Dilworth also that while he hasn’t made as many sweeping changes in personnel as some would like, he has made some changes that are “under the radar.”
He noted that he now strictly limits the ability of new teachers to transfer to other schools in the district during their first three years on the job. He pointed out his continuing work with District Attorney Hillar Moore to fight truancy and their efforts to develop a one-stop truancy center to help truant children transition back to school.
Dilworth also promised he will improve the quality of service that schools receive from the Central Office.
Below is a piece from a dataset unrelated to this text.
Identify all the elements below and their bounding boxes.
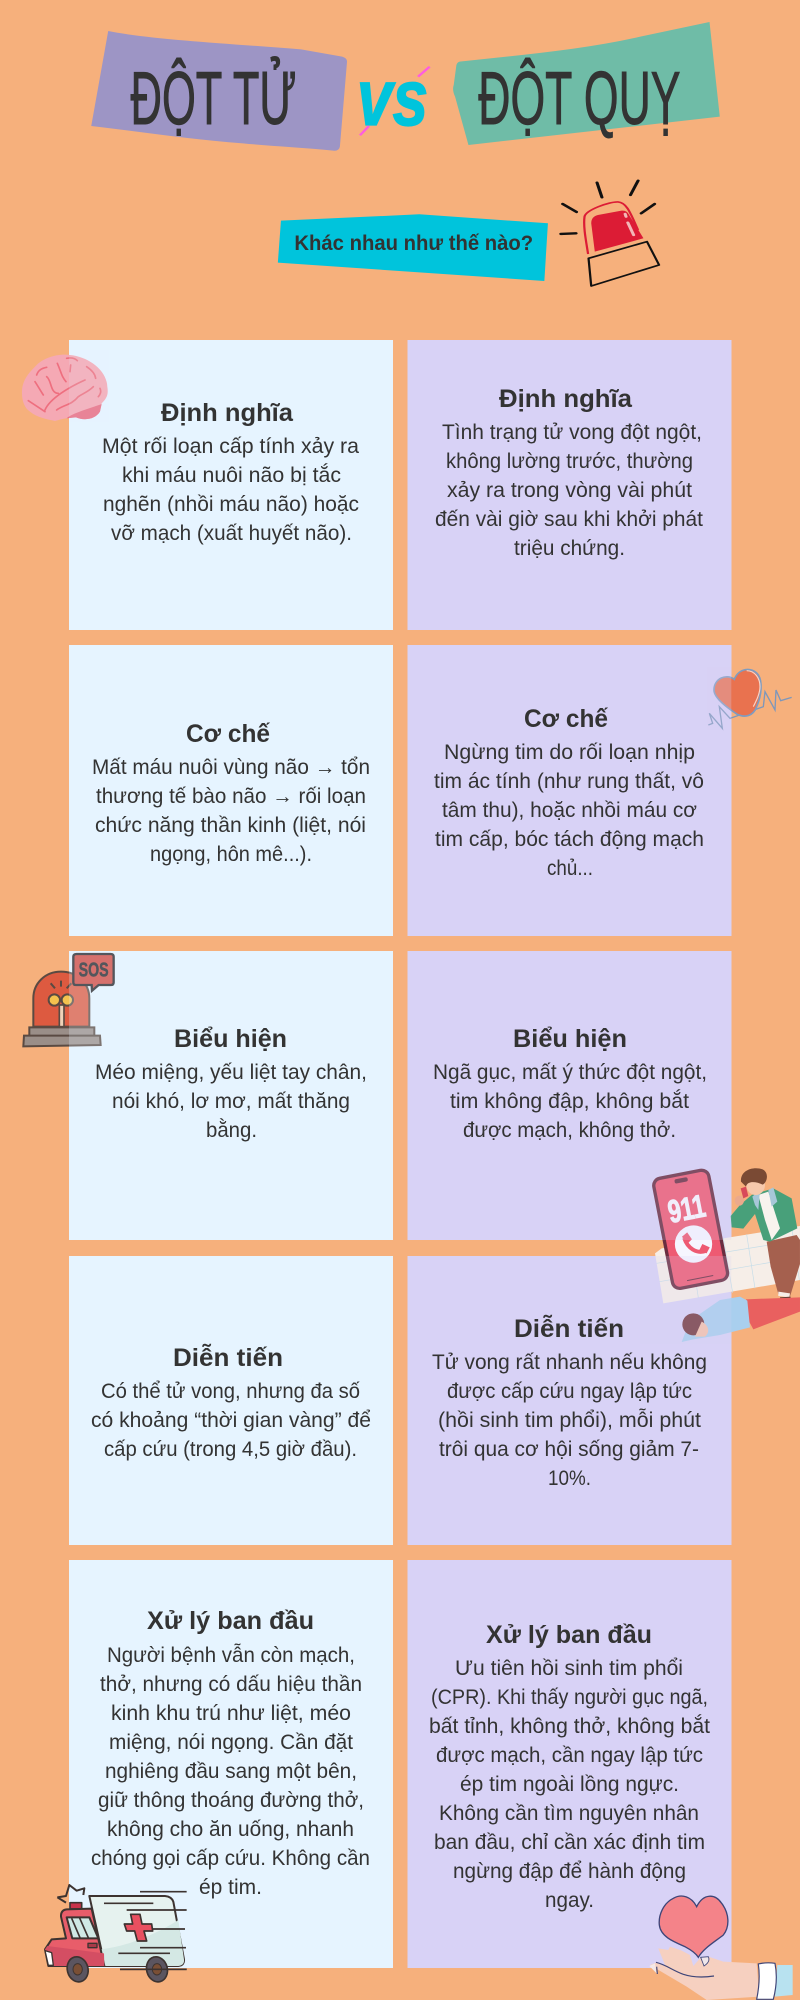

Poor service, he said, contributes to employee discontent and weakens public perceptions of the school system.
“We’ll either fix it or we’ll get new people to fix it,” he said.
The superintendent also expressed disappointment at the unwillingness of many local leaders to move past old fights and work together.
“I’m so surprised that there were just 17 applicants for this job because I’ve met 50 people who think they can do it,” he said at one point, sparking laughter in the audience.
He said he plans to work to get more of the nay-sayers involved and focused on developing solutions.
“It’s going to take everybody, everybody to make this work, and shame on us if it doesn’t work, because our children deserve better,” he said.